Aside from a few members of Congress and some U.N. experts, hardly anyone gave the situation much attention. That is, until last week, when House Majority Leader Eric Cantor’s “YouCut” website included “Obtain Refund of Funds Owed to the U.S. by the U.N. Tax Equalization Fund” as one of three options to cut government spending. It won the vote.
As a result, Rep. Ileana Ros-Lehtinen introduced legislation to seek the return of the funds. But the State Department seems less than enthused by the idea.
Esther Brimmer, assistant secretary of state for international-organization affairs, toldCongressional Quarterly that “much of that sum — up to $100 million — already has been repurposed to help enhance security at the U.N. complex in New York City.” Left unsaid is that under this proposal, the U.S. would be paying 100 percent of the cost of the security upgrades rather than the 22 percent that the U.S. is paying for the current U.N. renovation project to which the security upgrades are related (the “Capital Master Plan”).
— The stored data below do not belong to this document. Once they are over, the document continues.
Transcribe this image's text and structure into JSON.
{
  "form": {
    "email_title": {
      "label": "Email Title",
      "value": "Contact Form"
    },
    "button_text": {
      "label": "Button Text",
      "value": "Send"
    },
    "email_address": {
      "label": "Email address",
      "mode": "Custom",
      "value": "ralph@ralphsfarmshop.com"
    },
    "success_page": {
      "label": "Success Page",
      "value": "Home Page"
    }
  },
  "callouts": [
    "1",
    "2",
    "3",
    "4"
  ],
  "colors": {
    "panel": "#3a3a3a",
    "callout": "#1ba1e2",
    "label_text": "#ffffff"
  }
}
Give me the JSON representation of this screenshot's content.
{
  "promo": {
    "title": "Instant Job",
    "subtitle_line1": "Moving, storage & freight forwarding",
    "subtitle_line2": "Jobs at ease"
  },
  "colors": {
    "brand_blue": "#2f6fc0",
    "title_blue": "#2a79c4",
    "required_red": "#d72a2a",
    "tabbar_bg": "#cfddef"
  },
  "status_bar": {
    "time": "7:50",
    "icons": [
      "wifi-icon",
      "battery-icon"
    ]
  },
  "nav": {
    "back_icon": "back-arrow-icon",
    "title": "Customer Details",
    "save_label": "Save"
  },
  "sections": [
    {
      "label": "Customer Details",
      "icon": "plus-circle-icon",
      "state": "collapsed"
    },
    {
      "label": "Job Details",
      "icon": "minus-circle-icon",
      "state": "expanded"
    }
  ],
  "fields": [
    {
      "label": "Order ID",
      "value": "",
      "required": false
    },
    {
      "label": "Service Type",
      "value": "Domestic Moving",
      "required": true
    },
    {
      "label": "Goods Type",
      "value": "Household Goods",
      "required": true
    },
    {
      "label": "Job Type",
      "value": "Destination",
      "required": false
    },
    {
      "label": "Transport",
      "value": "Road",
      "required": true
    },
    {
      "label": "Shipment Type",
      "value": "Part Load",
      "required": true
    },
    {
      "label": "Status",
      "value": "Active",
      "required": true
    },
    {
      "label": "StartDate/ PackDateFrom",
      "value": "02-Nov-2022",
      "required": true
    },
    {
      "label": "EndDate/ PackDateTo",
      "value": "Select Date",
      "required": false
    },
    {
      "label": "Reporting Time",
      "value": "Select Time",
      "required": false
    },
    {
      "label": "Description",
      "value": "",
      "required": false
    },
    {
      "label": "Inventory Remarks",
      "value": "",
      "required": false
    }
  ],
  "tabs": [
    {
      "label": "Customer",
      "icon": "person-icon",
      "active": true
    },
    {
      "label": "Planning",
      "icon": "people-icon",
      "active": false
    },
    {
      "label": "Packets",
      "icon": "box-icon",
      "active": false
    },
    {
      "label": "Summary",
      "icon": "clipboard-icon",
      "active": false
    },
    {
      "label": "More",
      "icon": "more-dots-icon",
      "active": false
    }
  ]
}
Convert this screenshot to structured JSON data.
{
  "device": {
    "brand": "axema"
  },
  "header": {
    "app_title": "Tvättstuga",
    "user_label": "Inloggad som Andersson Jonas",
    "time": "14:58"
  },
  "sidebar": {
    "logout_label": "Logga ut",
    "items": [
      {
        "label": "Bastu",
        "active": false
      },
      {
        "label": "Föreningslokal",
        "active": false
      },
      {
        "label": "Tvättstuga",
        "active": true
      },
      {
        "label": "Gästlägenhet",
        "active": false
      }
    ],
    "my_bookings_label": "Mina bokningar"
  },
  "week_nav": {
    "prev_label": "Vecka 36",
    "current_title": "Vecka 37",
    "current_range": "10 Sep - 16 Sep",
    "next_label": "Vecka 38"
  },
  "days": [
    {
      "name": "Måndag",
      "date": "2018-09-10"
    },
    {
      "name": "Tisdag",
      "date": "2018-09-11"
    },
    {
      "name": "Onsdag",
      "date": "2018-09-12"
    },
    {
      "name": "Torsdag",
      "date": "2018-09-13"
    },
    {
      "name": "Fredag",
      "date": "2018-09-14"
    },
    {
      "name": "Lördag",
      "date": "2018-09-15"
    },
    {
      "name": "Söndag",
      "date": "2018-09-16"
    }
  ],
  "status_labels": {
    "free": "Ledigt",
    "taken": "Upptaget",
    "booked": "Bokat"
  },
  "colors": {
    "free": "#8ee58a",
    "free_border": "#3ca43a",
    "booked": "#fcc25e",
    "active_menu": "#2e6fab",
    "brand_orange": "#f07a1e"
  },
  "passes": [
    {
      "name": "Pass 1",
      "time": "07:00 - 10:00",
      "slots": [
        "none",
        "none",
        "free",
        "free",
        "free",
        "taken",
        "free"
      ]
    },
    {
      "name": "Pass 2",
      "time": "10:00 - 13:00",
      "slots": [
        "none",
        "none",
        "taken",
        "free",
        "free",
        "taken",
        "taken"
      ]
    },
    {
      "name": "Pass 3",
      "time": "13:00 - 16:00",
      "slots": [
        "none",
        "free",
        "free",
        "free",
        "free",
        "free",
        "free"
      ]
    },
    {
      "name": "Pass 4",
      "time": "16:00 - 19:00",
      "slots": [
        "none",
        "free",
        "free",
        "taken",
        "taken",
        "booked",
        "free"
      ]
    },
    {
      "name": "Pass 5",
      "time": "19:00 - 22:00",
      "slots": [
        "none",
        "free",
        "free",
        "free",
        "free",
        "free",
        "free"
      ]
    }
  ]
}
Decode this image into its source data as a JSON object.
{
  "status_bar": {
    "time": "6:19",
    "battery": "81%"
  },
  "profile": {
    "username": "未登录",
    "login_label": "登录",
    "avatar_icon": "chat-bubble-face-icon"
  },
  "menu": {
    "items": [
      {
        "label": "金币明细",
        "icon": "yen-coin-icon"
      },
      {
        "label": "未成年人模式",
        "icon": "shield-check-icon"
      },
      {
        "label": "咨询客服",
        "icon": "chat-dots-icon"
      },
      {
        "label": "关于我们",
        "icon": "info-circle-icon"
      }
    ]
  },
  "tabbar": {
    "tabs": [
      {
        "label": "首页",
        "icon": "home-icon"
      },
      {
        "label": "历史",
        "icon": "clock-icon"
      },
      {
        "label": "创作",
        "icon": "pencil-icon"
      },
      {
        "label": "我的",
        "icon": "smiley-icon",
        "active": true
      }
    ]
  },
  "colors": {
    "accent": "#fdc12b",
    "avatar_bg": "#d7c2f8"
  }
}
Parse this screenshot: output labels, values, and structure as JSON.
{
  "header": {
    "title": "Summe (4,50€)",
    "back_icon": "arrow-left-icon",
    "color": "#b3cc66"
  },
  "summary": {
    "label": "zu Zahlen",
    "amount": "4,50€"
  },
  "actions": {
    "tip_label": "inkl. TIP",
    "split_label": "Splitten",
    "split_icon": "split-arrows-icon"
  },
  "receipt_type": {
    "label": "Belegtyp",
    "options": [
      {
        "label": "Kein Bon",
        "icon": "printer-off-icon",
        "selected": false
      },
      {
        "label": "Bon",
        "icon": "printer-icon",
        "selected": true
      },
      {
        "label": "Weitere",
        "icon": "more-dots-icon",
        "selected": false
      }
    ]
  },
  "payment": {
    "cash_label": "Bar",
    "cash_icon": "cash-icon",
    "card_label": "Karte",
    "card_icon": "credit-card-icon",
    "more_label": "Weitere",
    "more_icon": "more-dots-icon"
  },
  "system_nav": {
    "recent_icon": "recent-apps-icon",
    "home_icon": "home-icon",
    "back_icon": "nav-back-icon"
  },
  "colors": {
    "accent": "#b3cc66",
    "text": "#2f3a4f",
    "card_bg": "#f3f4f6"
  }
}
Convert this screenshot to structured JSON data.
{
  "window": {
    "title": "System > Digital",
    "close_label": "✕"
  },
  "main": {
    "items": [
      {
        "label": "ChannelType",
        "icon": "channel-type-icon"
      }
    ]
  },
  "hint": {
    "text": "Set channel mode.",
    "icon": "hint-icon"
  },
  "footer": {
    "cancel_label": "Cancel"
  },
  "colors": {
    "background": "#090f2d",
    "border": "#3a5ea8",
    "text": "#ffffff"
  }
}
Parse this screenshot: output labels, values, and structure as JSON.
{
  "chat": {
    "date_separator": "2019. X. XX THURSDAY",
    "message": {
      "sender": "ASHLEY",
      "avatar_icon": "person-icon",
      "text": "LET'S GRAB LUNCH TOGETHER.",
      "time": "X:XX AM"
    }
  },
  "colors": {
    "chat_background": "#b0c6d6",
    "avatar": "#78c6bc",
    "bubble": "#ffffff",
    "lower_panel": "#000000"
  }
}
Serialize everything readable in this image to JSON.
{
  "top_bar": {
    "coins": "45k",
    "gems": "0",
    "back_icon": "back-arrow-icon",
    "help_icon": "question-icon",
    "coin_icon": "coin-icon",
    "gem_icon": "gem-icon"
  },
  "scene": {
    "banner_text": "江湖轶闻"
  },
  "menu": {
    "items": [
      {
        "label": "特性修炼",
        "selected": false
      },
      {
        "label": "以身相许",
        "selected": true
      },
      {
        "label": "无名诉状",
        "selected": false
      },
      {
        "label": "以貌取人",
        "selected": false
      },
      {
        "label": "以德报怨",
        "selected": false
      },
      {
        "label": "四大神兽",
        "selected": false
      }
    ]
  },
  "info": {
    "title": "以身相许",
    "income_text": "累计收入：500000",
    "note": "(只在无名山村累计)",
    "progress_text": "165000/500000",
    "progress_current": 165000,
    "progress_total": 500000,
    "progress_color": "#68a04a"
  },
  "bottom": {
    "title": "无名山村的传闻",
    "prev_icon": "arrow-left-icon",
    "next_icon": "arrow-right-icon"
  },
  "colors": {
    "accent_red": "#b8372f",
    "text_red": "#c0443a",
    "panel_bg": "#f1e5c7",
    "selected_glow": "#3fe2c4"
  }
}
As for the rest of the credit, State intends to use it to offset future dues. She also said State had briefed Congress “extensively” on the matter last year.
Nothing in Brimmer’s statements should dissuade Congress from considering Representative Ros-Lehtinen’s legislation. However, the statements should lead Congress to ask some tough questions:
1. Why didn’t State ask for reimbursement of these funds when the U.N. informed the U.S. about them? There seems little reason to leave millions of U.S. taxpayer dollars in U.N. coffers for years on end and, needless to say, $179 million would go much farther than $79 million in offsetting America’s dues to the U.N.
2. Who gave the U.N. permission to use the TEF funds for security enhancements? And when did it happen? The funds could not have been “repurposed” without U.S. approval.
3. At what point and with what justification did State deem its consultations with Congress sufficient to make its decision? Congressional staffers characterize the briefings as “cursory” rather than “extensive,” noting that when the decision was made, members had ongoing requests for more information.
4. If the administration wanted to give the U.N. an additional $100 million, why didn’t it make the request through the normal budgetary process? Giving the U.N. permission to use the TEF funds owed to the U.S. for the security enhancements rather than seeking a specific appropriation for that purpose seems to be a deliberate attempt to circumvent congressional authority.
5. Why did State decide to ignore Congress’s expressed intent? Last December, in the FY 2011 Omnibus Appropriation Act – which, to be fair, was not enacted — Congress included two specific references (on pages 1,217 and 1,219) to the TEF money, stating that it “should be used to offset other assessed contributions to the United Nations, subject to the regular notification procedures of the Committees on Appropriations.” Congress clearly wanted the funds reimbursed or otherwise applied toward our U.N. dues — not used for security enhancements at the U.N. building in New York.